Assuming you're hoping for a writing career, in the big scheme of things, a single book just isn't that important. My first book didn't sell, while the second one did (to Berkley) this past January. Hang in there, and good luck!
Thanks, Karen! I think that's good advice. Good luck with your debut!
Some of my favourite authors started out small press and then got a deal elsewhere - Al Guthrie, Ray Banks, Duane Swierczynski, Victor Gischler. So it doesn't seem to have hurt them. The Pollyanna in me says that good writing will always win through, and those guys are excellent writers.
Hi Donna. Thanks for showing those examples.
Hi Ray. Thanks for that perspective.

I guess it should be said, of course, that all small presses aren't created equal. Some are quite respected in the publishing community, get good distribution, reviews from the trades, etc. So, it's certainly possible to build a stout career from a small-press start. And, there are a handful of authors who even started out self-published and then later got picked up by a major.

Like I said before, there are no guarantees any way you go.
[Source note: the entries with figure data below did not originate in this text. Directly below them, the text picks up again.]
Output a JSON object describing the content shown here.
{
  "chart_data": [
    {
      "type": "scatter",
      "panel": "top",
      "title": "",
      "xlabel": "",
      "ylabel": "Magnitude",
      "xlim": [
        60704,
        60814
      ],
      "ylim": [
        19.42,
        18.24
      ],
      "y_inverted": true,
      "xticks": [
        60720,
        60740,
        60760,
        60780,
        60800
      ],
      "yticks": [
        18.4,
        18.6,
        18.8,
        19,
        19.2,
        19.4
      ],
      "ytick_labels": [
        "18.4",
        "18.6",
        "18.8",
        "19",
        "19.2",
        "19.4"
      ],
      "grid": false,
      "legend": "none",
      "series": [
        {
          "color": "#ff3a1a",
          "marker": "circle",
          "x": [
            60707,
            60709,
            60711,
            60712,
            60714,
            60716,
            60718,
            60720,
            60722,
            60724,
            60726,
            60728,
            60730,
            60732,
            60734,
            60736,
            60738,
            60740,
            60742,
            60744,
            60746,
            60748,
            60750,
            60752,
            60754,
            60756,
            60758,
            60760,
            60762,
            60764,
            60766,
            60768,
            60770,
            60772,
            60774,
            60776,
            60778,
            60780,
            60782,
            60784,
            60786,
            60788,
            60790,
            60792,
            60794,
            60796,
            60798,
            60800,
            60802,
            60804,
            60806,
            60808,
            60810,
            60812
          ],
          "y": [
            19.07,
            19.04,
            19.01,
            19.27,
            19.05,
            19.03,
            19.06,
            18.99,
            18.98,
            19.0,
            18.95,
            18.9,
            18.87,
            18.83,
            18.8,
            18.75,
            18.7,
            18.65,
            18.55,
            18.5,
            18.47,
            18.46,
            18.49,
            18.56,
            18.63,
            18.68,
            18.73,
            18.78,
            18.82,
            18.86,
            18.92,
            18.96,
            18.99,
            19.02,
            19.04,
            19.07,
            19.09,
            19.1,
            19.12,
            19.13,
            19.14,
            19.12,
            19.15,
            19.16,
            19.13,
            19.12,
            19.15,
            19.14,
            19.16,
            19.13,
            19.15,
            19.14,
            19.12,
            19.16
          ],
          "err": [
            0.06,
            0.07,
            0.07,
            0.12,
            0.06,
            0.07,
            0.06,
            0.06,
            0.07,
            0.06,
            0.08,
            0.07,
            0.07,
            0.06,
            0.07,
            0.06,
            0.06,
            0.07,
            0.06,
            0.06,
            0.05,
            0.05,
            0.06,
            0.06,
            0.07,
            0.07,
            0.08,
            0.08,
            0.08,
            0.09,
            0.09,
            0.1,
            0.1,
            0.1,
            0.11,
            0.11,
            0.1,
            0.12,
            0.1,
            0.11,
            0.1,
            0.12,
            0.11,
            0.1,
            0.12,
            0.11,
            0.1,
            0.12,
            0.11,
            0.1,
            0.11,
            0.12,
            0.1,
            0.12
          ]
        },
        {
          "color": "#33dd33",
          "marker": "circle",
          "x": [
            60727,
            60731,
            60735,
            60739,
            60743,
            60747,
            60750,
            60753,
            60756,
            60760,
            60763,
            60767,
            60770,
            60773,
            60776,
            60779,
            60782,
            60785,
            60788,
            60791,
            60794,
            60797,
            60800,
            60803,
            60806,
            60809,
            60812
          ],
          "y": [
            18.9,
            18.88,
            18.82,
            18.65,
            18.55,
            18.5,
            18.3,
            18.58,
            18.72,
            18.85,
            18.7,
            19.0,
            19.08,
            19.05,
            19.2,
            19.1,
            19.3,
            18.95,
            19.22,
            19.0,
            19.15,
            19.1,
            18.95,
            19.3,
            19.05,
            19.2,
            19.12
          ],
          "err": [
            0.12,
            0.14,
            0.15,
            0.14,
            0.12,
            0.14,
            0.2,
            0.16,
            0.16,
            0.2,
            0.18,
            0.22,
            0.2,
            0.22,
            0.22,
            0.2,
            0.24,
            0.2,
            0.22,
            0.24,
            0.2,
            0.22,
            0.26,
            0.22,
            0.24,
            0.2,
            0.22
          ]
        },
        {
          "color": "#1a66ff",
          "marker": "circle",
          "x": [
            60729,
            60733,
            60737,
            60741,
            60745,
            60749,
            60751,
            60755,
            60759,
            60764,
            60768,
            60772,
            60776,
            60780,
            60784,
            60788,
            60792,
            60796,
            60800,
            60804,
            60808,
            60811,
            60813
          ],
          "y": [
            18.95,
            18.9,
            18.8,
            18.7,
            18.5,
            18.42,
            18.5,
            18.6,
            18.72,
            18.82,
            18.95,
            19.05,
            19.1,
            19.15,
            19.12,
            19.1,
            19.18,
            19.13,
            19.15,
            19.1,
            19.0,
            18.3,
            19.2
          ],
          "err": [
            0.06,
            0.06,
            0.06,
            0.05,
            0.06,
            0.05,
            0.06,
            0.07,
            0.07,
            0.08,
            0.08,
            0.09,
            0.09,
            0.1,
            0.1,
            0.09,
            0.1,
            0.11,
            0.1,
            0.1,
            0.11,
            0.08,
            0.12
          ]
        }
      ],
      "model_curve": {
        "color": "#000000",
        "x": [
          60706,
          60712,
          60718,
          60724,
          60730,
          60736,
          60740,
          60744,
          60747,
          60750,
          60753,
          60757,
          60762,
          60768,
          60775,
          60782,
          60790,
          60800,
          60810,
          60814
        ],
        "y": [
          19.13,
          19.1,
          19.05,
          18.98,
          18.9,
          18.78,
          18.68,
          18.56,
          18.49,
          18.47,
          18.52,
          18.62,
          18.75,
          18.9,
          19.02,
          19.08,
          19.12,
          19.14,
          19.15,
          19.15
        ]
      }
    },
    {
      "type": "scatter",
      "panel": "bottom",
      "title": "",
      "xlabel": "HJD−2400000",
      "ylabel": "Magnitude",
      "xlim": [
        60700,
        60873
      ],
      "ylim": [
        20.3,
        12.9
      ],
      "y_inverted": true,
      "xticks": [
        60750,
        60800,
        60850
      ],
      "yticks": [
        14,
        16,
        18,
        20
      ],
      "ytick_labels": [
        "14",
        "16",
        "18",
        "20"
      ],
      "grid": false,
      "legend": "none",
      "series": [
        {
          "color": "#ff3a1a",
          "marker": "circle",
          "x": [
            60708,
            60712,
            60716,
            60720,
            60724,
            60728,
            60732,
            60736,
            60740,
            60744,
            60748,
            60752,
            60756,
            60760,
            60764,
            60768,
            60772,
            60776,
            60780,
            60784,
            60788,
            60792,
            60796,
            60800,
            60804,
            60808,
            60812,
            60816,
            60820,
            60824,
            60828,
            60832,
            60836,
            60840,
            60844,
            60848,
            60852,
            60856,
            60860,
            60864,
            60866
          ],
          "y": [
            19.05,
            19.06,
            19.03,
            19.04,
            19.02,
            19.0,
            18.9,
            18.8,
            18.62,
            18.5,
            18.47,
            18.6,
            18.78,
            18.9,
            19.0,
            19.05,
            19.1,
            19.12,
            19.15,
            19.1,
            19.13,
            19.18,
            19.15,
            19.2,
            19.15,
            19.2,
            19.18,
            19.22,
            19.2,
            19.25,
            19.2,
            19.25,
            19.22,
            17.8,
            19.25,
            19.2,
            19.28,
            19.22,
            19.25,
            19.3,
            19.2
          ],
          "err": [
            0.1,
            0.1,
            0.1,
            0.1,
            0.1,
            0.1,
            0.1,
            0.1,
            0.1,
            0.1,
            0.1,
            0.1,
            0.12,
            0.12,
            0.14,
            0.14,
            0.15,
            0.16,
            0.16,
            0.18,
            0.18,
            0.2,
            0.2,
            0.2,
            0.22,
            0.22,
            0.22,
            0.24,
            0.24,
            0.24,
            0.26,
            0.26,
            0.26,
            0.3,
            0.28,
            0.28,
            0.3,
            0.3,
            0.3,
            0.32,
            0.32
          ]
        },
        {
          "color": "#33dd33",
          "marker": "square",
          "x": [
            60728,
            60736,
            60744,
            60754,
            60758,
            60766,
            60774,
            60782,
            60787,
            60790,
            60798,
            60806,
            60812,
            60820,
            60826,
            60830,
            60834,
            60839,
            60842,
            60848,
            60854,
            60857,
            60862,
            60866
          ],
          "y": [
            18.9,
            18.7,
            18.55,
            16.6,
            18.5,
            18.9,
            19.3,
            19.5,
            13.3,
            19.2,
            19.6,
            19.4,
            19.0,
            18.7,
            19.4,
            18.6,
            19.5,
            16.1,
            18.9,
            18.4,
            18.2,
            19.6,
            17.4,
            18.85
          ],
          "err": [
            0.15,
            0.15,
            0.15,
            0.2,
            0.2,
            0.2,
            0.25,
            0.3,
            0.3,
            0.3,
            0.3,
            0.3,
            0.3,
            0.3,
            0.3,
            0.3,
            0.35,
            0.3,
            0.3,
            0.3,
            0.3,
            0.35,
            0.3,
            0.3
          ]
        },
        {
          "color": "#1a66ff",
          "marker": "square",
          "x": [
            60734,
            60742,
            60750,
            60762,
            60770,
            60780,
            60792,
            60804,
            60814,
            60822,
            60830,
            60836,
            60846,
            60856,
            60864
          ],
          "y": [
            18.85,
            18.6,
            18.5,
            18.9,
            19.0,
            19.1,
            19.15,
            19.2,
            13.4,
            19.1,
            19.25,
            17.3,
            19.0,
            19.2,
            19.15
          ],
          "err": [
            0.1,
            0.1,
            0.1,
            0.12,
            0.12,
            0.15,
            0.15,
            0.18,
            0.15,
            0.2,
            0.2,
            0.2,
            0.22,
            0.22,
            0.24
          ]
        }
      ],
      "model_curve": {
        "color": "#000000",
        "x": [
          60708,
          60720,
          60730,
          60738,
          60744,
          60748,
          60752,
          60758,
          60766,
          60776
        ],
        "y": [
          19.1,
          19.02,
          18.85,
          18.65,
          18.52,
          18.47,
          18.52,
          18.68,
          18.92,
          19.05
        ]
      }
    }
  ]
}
You can't force luck, so sometimes you just have to follow your heart.

Looking at it from a business standpoint, though, I think Konrath makes a good argument. I want to be able to ditch my "day" job and write full time, and still have time for a good deal of promotion. The only way for me to do that is to get a decent advance. I have no means of support other than my own income, so I need a sturdy launch pad. At the risk of sounding overconfident, I believe it's going to happen for me. I believe I'm going to be a bestselling author. People usually laugh when I say that, but if you can't really visualize it happening, if you're unable to actually put the words out there for the universe to digest, then it probably won't happen.

Okay. I'm starting to sound like a self-help guru so I'll shut up now. :)
To some people I've run across in this industry--including booksellers, others authors, print reviewers, and the International Thriller Writers--a small publisher like mine ranks me with the self-published. I'm almost an outcast. Others are more open minded, and note the increasing number of mystery and crime writing awards won by small presses. I guess the way I look at it, a lot of great writers like Joe K. jump right from high school to the major leagues, while some of us have to start in the minors and work up. Like someone else said earlier on this thread, I think the quality of the storytelling will be the deciding factor, not where I started. I chose to begin my career, not wait for another, better chance later. Listen to your agent. I did.